My hon. Friend is right. Bristol academy was the first academy school that I visited and it was instrumental in persuading me of the success of the academies programme in raising aspirations—the phrase of my hon. Friend the Member for West Bromwich, West (Mr. Bailey). The lesson that neighbouring schools can learn—I hope that academies will continue to work more closely with them—is first, to realise that, in difficult areas such as parts of Bristol that are served by the academy, it is possible for children to envisage themselves going to university and getting highly paid jobs; and secondly, it is to ensure that such ambition is embedded throughout the work force and in our approach to all children.

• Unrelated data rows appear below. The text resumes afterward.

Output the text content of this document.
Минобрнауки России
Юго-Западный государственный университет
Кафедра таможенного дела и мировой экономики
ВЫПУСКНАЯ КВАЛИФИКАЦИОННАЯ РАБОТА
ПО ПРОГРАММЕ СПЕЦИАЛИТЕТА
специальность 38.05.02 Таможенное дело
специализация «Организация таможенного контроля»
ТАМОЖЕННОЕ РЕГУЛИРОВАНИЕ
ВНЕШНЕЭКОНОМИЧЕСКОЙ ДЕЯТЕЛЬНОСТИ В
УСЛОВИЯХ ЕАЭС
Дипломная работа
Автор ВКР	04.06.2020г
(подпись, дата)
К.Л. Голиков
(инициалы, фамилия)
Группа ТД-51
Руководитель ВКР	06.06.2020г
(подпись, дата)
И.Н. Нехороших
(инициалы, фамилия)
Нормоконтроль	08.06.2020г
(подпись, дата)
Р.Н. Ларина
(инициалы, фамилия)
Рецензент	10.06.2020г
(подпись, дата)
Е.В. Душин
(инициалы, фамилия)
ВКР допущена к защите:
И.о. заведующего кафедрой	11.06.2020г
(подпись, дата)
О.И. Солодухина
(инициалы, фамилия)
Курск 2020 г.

Educational standards cannot be raised unless there is good order in the classroom. That means that the worst behaved children may have to go to pupil referral units so that they do not disrupt the education of others. Surely those units are meant for children who are badly behaved, not for those who have a medical condition, which has led to a statement of special educational needs. Ofsted has warned that pupil referral units are the least successful setting for children with such statements. Does the Under-Secretary agree that it is wrong for children with such statements to be taught alongside violent and disruptive children in pupil referral units?
The hon. Gentleman may be interested to know that the proportion of pupils with statements of special educational needs in pupil referral units has declined from 22.5 per cent. under the Tories in January 1997 to 15 per cent. in January 2006. It is important that children, regardless of their special educational needs, are clear about the discipline code in a school. If they breach that, heads should be free to exclude, subject to an appeals system in which a small percentage of appeals are upheld. If that means that they need to go to a PRU, so be it, as long as it ensures that it delivers personalised education. Ofsted finds that nine out of 10 PRUs are satisfactory or better.